TEMPO.CO, Jakarta - Kepala Subdirektorat Direktorat Tindak Pidana Ekonomi Khusus Bareskrim Polri Komisaris Hadi Setiawan mengatakan timnya telah menangkap tujuh pelaku pemalsuan vaksin pada Rabu, 22 Juni 2016.
“Tujuh orang tersebut terdiri atas produsen dan distributor. Hingga saat ini, kasus masih dalam pengembangan,” katanya dalam acara “Laporan Temuan Operasi Pangea IX” di kantor Badan Pengawas Obat dan Makanan (BPOM), Kamis, 23 Juni 2016.
Pelaksana tugas Kepala BPOM Tengku Bahdar Johan Hamid mengatakan lima vaksin yang ditemukan terdiri atas Tubercullin untuk vaksin penyakit TBC, Pediacel dan Triacel untuk vaksin penyakit tetanus, Bioset untuk penyakit yang disebabkan alergi, dan Hafren untuk hepatitis A.
“Kami menemukan kandungan dari salah satu vaksin yang dipalsukan. Ada gentamisin yang dicampur dengan air untuk vaksin Tubercullin. Untuk vaksin lain masih dalam pemeriksaan,” katanya.
Johan mengatakan pihaknya telah menerima informasi bahwa vaksin-vaksin tersebut sudah dijual ke beberapa puskesmas dan klinik swasta. “Mulai hari ini kami mengerahkan Balai POM seluruh Indonesia. Diduga peredaran masih di Jakarta, tapi kami belum tahu bagaimana persebarannya, mungkin saja sudah luas,” ucapnya. “Kami akan cek, semua klinik kecil yang tidak menggunakan BPJS akan diperiksa mulai hari ini,” ujarnya.
Penelusuran dan pengambilan sampel dilakukan BPOM untuk mencari peredaran obat palsu di kalangan masyarakat. “Kami bekerja sama dengan Bareskrim. Untuk menangkap-menangkap saja tidak akan ketemu, dibutuhkan intelijen untuk menelusuri,” ucapnya.

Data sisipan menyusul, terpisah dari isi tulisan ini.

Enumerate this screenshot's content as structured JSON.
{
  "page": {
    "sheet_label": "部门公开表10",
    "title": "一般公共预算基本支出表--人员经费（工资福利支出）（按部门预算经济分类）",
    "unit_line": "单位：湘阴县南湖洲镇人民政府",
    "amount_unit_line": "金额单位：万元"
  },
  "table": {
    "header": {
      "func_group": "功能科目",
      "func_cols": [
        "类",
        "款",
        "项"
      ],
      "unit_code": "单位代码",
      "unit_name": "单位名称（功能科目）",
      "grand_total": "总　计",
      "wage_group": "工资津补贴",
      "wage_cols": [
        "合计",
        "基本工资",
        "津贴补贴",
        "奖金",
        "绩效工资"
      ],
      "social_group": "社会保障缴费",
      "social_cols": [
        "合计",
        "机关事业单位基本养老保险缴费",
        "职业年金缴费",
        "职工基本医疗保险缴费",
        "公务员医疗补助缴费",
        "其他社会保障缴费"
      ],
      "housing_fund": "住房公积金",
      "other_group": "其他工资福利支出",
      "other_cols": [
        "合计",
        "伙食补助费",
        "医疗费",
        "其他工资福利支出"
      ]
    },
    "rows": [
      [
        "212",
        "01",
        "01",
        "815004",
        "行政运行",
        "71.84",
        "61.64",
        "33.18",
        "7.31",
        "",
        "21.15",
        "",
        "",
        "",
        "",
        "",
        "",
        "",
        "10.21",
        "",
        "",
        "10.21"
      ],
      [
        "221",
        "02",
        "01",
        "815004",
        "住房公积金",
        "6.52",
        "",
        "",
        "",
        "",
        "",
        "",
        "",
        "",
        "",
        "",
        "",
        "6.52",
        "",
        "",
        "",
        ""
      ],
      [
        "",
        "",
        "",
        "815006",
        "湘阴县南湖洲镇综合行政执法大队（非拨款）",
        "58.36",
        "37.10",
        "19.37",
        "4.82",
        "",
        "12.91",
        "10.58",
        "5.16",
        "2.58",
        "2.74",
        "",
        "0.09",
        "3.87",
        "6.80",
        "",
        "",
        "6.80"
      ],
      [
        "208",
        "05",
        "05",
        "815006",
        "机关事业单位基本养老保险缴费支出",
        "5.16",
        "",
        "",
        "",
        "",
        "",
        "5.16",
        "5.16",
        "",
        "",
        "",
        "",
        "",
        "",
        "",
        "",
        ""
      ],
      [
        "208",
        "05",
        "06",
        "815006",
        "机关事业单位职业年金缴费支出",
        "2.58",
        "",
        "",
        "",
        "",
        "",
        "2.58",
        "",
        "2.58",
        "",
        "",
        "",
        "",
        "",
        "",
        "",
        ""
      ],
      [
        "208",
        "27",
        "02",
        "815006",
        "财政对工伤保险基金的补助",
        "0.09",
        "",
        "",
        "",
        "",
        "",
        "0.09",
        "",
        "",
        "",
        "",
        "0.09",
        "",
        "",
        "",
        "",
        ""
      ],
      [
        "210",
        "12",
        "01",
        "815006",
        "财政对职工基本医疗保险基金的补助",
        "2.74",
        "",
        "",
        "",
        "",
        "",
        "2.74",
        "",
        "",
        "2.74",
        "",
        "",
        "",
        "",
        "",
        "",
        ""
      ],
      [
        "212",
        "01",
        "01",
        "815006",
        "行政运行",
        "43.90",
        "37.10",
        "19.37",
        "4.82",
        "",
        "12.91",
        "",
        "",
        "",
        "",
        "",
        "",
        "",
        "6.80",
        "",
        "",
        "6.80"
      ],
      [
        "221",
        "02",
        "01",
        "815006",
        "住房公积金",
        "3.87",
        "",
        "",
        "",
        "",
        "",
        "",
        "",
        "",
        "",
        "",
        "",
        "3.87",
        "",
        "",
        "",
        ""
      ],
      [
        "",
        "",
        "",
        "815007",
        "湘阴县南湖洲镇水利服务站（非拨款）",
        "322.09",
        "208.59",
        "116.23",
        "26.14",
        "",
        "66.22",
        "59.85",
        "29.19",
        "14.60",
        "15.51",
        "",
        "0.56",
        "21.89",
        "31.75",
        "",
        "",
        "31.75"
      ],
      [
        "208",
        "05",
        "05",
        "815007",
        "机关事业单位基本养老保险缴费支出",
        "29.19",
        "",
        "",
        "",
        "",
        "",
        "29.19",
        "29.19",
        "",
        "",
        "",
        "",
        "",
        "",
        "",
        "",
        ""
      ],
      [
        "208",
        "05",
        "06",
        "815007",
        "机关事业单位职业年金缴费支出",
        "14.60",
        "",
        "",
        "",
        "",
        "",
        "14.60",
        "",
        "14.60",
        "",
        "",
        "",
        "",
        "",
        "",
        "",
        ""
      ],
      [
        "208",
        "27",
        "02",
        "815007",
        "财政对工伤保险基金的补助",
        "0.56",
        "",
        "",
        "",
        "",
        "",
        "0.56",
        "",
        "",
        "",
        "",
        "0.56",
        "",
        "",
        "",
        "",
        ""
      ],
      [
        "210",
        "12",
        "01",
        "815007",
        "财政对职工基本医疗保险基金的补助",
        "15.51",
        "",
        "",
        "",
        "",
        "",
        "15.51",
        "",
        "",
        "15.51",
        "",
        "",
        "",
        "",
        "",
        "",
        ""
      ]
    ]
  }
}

Menurut Johan, kesulitan dalam pemberantasan obat palsu antara lain produksinya dilakukan di rumah-rumah yang sulit terdeteksi dan permintaan konsumen akan obat ini tinggi serta konsumen tergiur oleh harga miring yang ditawarkan.
“Obat palsu bisa lebih murah 10-50 persen. Hal yang paling mudah untuk menghindarinya adalah membeli obat di agen resmi,” katanya.